Yo La Tengo: Thus Spoke Zarathustra

Yo La Tengo

The Fillmore

San Francisco, CA

October 20, 2006




The Yo Report

What is the tipping point? When does a show reach critical mass so that
you walk out. If you like only 40% of the songs? 30%? 20%? What if
you like the studio efforts but the live efforts are but a hollow
resemblance of what you hear at home? Do you stick it out? What if
your ears hurt?

These questions floated in and out of my head Friday night with only
brief interludes of genuine enjoyment at the Yo La Tengo show. I have a
dozen mp3s of which I regard highly enough so that when I read a
critical review saying Tengo was the real deal, I was interested enough
to purchase tickets and venture into the great unknown. But this turned out to be only further proof that music critics have no idea what they are talking about.

The End of History
This may all sound a little harsh since there were times when I thought
the band was in new territory, that was also melodic and enjoyable to
listen to. But that was inevitably followed by 10 minutes of
screeching, pointless psychedelic guitar hammering, with Tengo's
guitarist nearly doubled over, his back to the crowd, jumping up and
down. Which left me wondering if this is, like Fukiyama's The End of
History, The End Of Music. Frankly, I couldn't wait to get home to
listen to Mozart's piano sonatas- just to remind myself that there is
still beauty and hope in the world and that anger, despair, anarchy, and
nihilism are passing adolescent expressions of angst.
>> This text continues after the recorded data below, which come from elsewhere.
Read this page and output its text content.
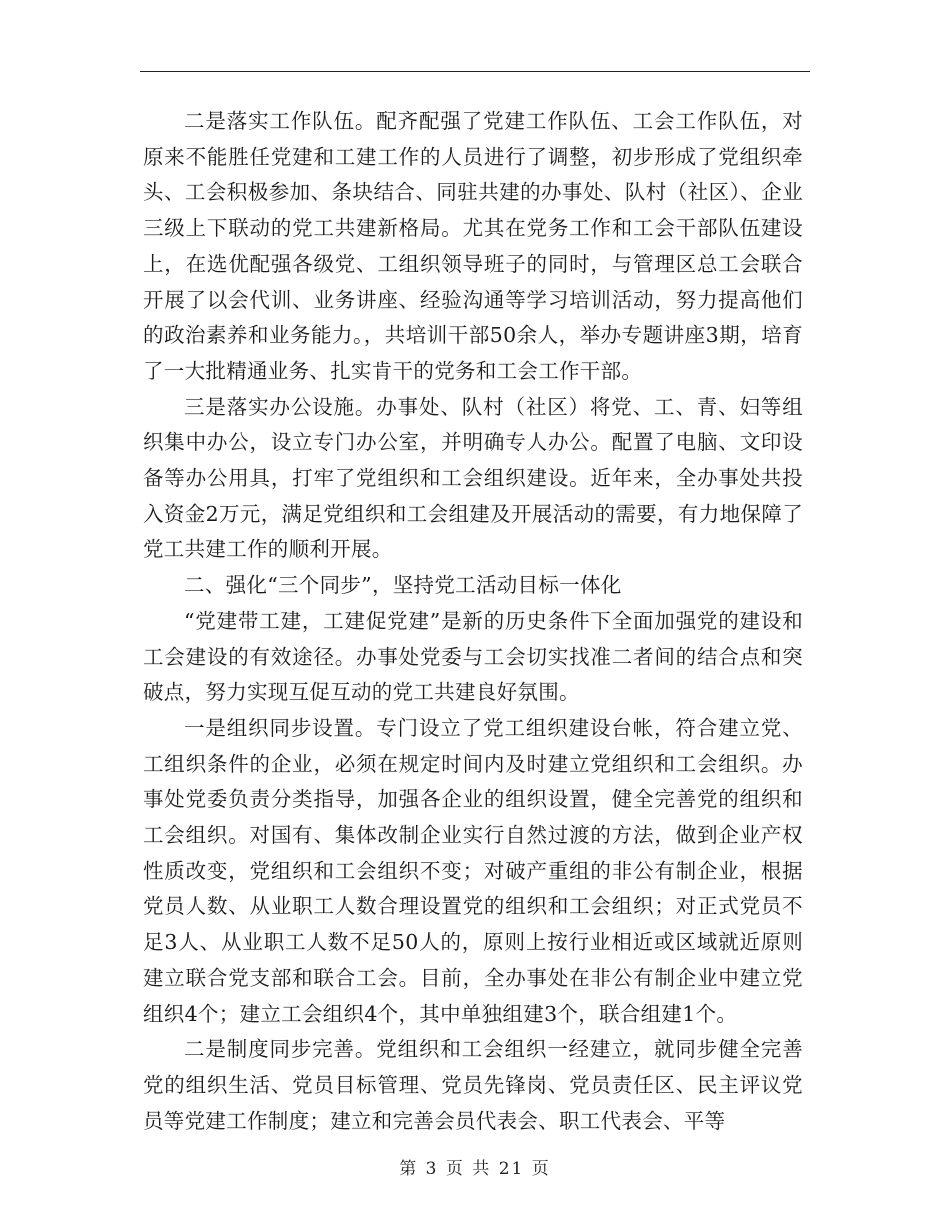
二是落实工作队伍。配齐配强了党建工作队伍、工会工作队伍，对原来不能胜任党建和工建工作的人员进行了调整，初步形成了党组织牵头、工会积极参加、条块结合、同驻共建的办事处、队村（社区）、企业三级上下联动的党工共建新格局。尤其在党务工作和工会干部队伍建设上，在选优配强各级党、工组织领导班子的同时，与管理区总工会联合开展了以会代训、业务讲座、经验沟通等学习培训活动，努力提高他们的政治素养和业务能力。，共培训干部50余人，举办专题讲座3期，培育了一大批精通业务、扎实肯干的党务和工会工作干部。

三是落实办公设施。办事处、队村（社区）将党、工、青、妇等组织集中办公，设立专门办公室，并明确专人办公。配置了电脑、文印设备等办公用具，打牢了党组织和工会组织建设。近年来，全办事处共投入资金2万元，满足党组织和工会组建及开展活动的需要，有力地保障了党工共建工作的顺利开展。

二、强化“三个同步”，坚持党工活动目标一体化

“党建带工建，工建促党建”是新的历史条件下全面加强党的建设和工会建设的有效途径。办事处党委与工会切实找准二者间的结合点和突破点，努力实现互促互动的党工共建良好氛围。

一是组织同步设置。专门设立了党工组织建设台帐，符合建立党、工组织条件的企业，必须在规定时间内及时建立党组织和工会组织。办事处党委负责分类指导，加强各企业的组织设置，健全完善党的组织和工会组织。对国有、集体改制企业实行自然过渡的方法，做到企业产权性质改变，党组织和工会组织不变；对破产重组的非公有制企业，根据党员人数、从业职工人数合理设置党的组织和工会组织；对正式党员不足3人、从业职工人数不足50人的，原则上按行业相近或区域就近原则建立联合党支部和联合工会。目前，全办事处在非公有制企业中建立党组织4个；建立工会组织4个，其中单独组建3个，联合组建1个。

二是制度同步完善。党组织和工会组织一经建立，就同步健全完善党的组织生活、党员目标管理、党员先锋岗、党员责任区、民主评议党员等党建工作制度；建立和完善会员代表会、职工代表会、平等

第 3 页 共 21 页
It is like my never-ending hope that one day the political process may
produce a just and compassionate society. Waiting patiently for
MidTerms, a bit like Waiting for Guffman. Perhaps foolish pipe dreams
and you may say, J-Man, you're the consummate cynic, you know there is no
Guffman- but at the root of every cynic is the kernel of hope that the
world may right itself in the future- hopefully while I am still alive
to see it. And with Yo La Tengo, there remains some hope that they will
right themselves and realize that noise, no matter how satisfying to the
teenager in all of us, is not music.